GOP seeks to build pressure on Biden
The speaker’s position ignores the fact that most Republicans had no problem raising the debt limit with no conditions when Trump was in the White House. It also doesn’t take into account the fact that the debt ceiling needs to be raised to pay for obligations already authorized by Congress — including under Republican presidents.
But if he is able to pass a bill, he could in theory build political pressure and increase jitters among some Democrats who fear the consequences of Biden being portrayed as the recalcitrant figure in the showdown — even if, at this point, the White House feels he has the moral high ground. The first signs emerged late last week of some skittishness among a few Democrats about a showdown that appears to be heading for a dangerous cliff edge.
Much will depend on how the president is able to frame the narrative around the standoff. The reality is that Democrats’ loss of the House last fall leaves the White House no choice but to negotiate with Republicans on spending and means Biden no longer has the freedom of being able to effectively dictate terms on the budget.
But at the same time, he wants to protect what he has already achieved — for instance, green energy legislation that was critical to establishing the US global role in fighting global warming. And if Republicans are able to use the debt ceiling to secure huge concessions, Biden will have cooperated in establishing a ruinous precedent. The GOP would no doubt seek to use exactly the same weapon to destroy his domestic agenda next year in the run-up to the election. And the prospect of endless brinkmanship over raising borrowing limits would severely damage the economy’s reputation as a financial haven and the stellar US credit rating.
A complicated political conundrum
The problem, however, is how the White House explains its stance to the public. Democrats are portraying McCarthy and the GOP conference as a radical tool of Trump’s “Make America Great Again” movement, which is willing to burn the country down for political gain.
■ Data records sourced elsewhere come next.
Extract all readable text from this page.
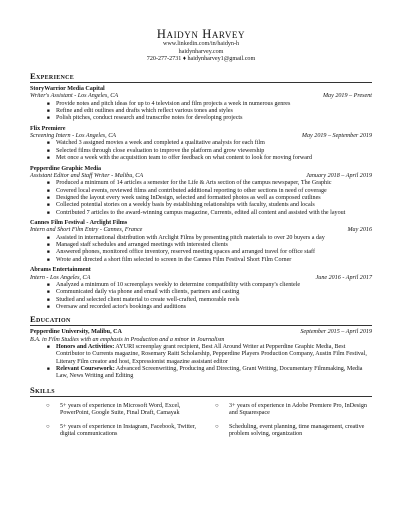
Haidyn Harvey
www.linkedin.com/in/haidyn-h
haidynharvey.com
720-277-2731 ♦ haidynharvey1@gmail.com
Experience
StoryWarrior Media Capital
Writer's Assistant - Los Angeles, CA	May 2019 – Present
■ Provide notes and pitch ideas for up to 4 television and film projects a week in numerous genres
■ Refine and edit outlines and drafts which reflect various tones and styles
■ Polish pitches, conduct research and transcribe notes for developing projects
Flix Premiere
Screening Intern - Los Angeles, CA	May 2019 – September 2019
■ Watched 3 assigned movies a week and completed a qualitative analysis for each film
■ Selected films through close evaluation to improve the platform and grow viewership
■ Met once a week with the acquisition team to offer feedback on what content to look for moving forward
Pepperdine Graphic Media
Assistant Editor and Staff Writer - Malibu, CA	January 2018 – April 2019
■ Produced a minimum of 14 articles a semester for the Life & Arts section of the campus newspaper, The Graphic
■ Covered local events, reviewed films and contributed additional reporting to other sections in need of coverage
■ Designed the layout every week using InDesign, selected and formatted photos as well as composed cutlines
■ Collected potential stories on a weekly basis by establishing relationships with faculty, students and locals
■ Contributed 7 articles to the award-winning campus magazine, Currents, edited all content and assisted with the layout
Cannes Film Festival - Arclight Films
Intern and Short Film Entry - Cannes, France	May 2016
■ Assisted in international distribution with Arclight Films by presenting pitch materials to over 20 buyers a day
■ Managed staff schedules and arranged meetings with interested clients
■ Answered phones, monitored office inventory, reserved meeting spaces and arranged travel for office staff
■ Wrote and directed a short film selected to screen in the Cannes Film Festival Short Film Corner
Abrams Entertainment
Intern - Los Angeles, CA	June 2016 - April 2017
■ Analyzed a minimum of 10 screenplays weekly to determine compatibility with company's clientele
■ Communicated daily via phone and email with clients, partners and casting
■ Studied and selected client material to create well-crafted, memorable reels
■ Oversaw and recorded actor's bookings and auditions
Education
Pepperdine University, Malibu, CA	September 2015 – April 2019
B.A. in Film Studies with an emphasis in Production and a minor in Journalism
■ Honors and Activities: AYURI screenplay grant recipient, Best All Around Writer at Pepperdine Graphic Media, Best Contributor to Currents magazine, Rosemary Raitt Scholarship, Pepperdine Players Production Company, Austin Film Festival, Literary Film creator and host, Expressionist magazine assistant editor
■ Relevant Coursework: Advanced Screenwriting, Producing and Directing, Grant Writing, Documentary Filmmaking, Media Law, News Writing and Editing
Skills
○	5+ years of experience in Microsoft Word, Excel, PowerPoint, Google Suite, Final Draft, Camayak
○	3+ years of experience in Adobe Premiere Pro, InDesign and Squarespace
○	5+ years of experience in Instagram, Facebook, Twitter, digital communications
○	Scheduling, event planning, time management, creative problem solving, organization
They are also sticking to the position that Biden is happy to talk spending with Republicans but only in relation to the budget process that controls future spending and not in relation to the debt ceiling, which needs to be raised to pay for existing obligations. This is a complicated distinction, however, that McCarthy is doing his best to blur even as leading Democrats hammered out the party line on Sunday.
“Let me put an idea out there. The proposal that McCarthy has put forward, that belongs in the budget,” Minnesota Democratic Sen. Amy Klobuchar said on CNN’s “State of the Union.”
“Our main goal right now is to make clear that we are going to avoid default. The last time when this was in the air, we literally went down in our credit rating back in 2011. What we will see, the repercussions of this are huge, if you go forward as McCarthy wants.”
Senate Majority Whip Dick Durbin also stressed that Biden was willing to talk — but only on the budget and not the debt ceiling.
“If we default on our national debt, it’s going to cost our economy dearly. We’re going to find businesses unable to proceed and people losing their jobs right and left. That is a terrible outcome. So let’s do the responsible thing and not default, move forward on the debt ceiling,” the Illinois Democrat said on NBC’s “Meet the Press.”
Durbin, like almost everyone on the Democratic and Republican sides, repeatedly stressed the danger of default. But at this point, it’s unclear how such a disastrous outcome can be avoided.
At the very least, it will take deft political management from both Biden and McCarthy — and would require trust between the two most powerful people in Washington that doesn’t seem to exist. The capital’s polarization and the political pressures on each man also make it hard to see room for a compromise that would satisfy both sides. And the crisis keeps on building, relentlessly, every day.